Ces premières œuvres, des « favola per musica » révélèrent
très vite des caractéristiques bien précises – à croire qu’il y avait à l’époque une course pour la priorité. Quatre pièces furent publiées en moins de 10 ans :
- septembre 1600 : Rappresentazione di Anima e di Corpo,
de Cavalieri (1° représentation à Rome)
- décembre 1600 : Euridice, de Caccini
-
février 1600 : Euridice, de Péri (1° représentation à Florence en octobre 1600)
- 1609 : Orfeo, de Monteverdi (dont la 1° représentation était en 1607 à Mantoue)
Même si les œuvres de Péri ou Caccini paraissent pâles et monodiques au regard de l’Orfeo de Monteverdi, il n’empêche que ces auteurs lui ont ouvert la voie sur le plan musical et dramatique.
Ce qui distingue
l’Orfeo des œuvres antérieures est l’utilisation plus ample des ressources musicales.
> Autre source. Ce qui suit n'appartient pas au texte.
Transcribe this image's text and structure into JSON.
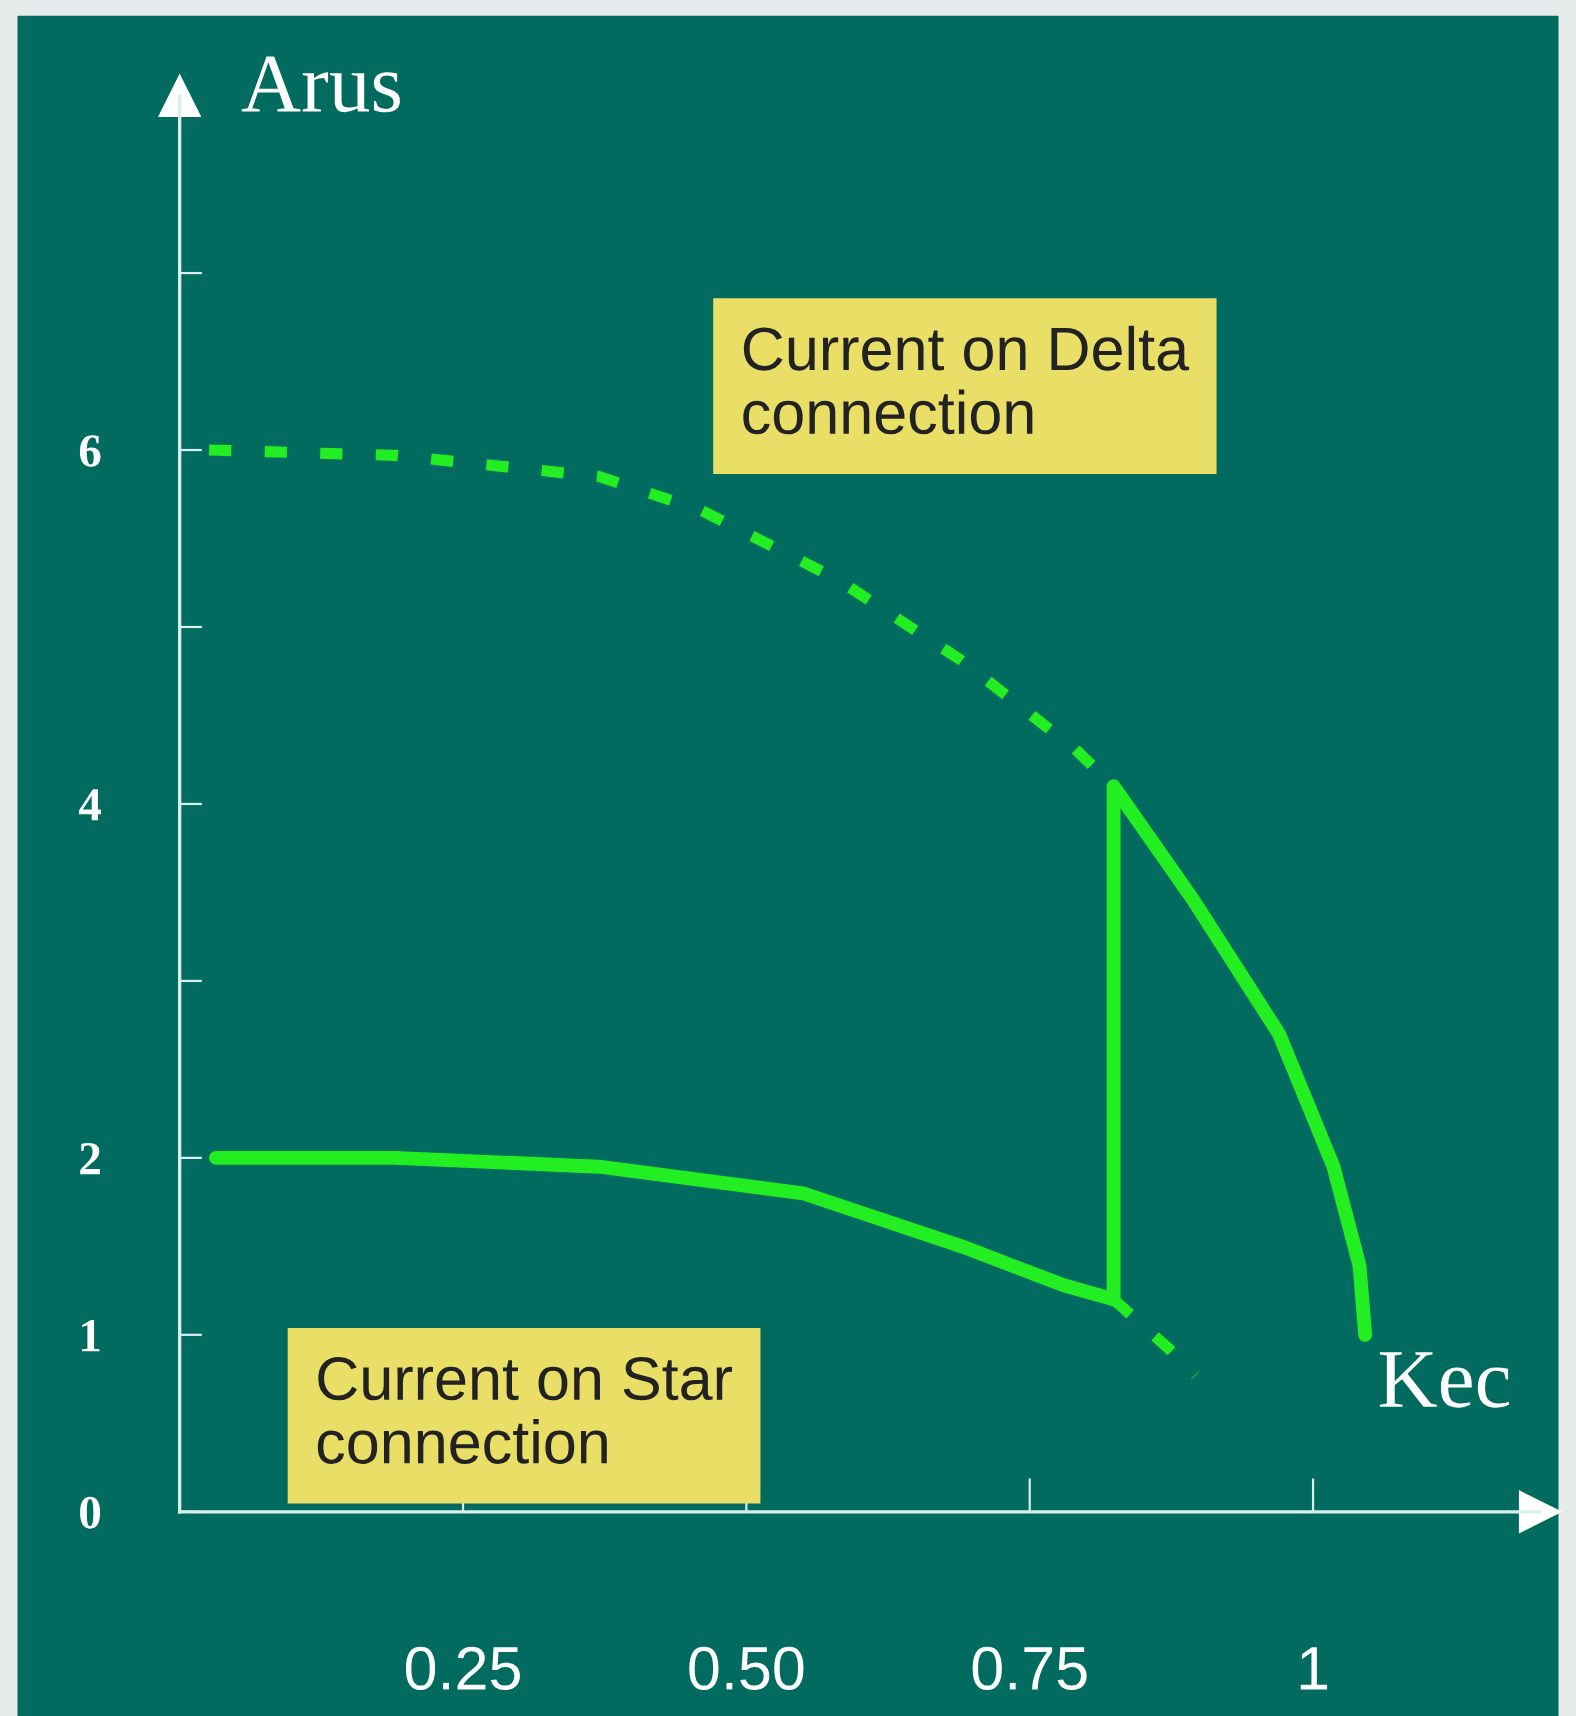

Il est l’une des premières partitions d’opéra à avoir survécu, avec une si riche instrumentation destinée à caractériser les personnages et les situations ; par exemple les trombones servent pour les scènes infernales, l’orgue pour Orphée, les cordes pour figurer le sommeil. Le stile recitativo, devenu stile espressivo et stile
rappresentativo, s’autorise également des libertés dans l’emploi des dissonances et des tonalités, pour exprimer les événements et les sentiments.
Après la création de cet Orfeo, on aurait cru que l’opéra allait se développer dans les cours princières de Florence et Mantoue. Il n’en fut rien. Rome et Venise devinrent les centres importants
de l’évolution de l’opéra.
L’opéra romain :
Grâce à Cavalieri qui partageait son temps entre Florence et Rome, il n’est pas étonnant que la ville papale fut l’un
des premiers terrains d’entente favorable à l’opéra.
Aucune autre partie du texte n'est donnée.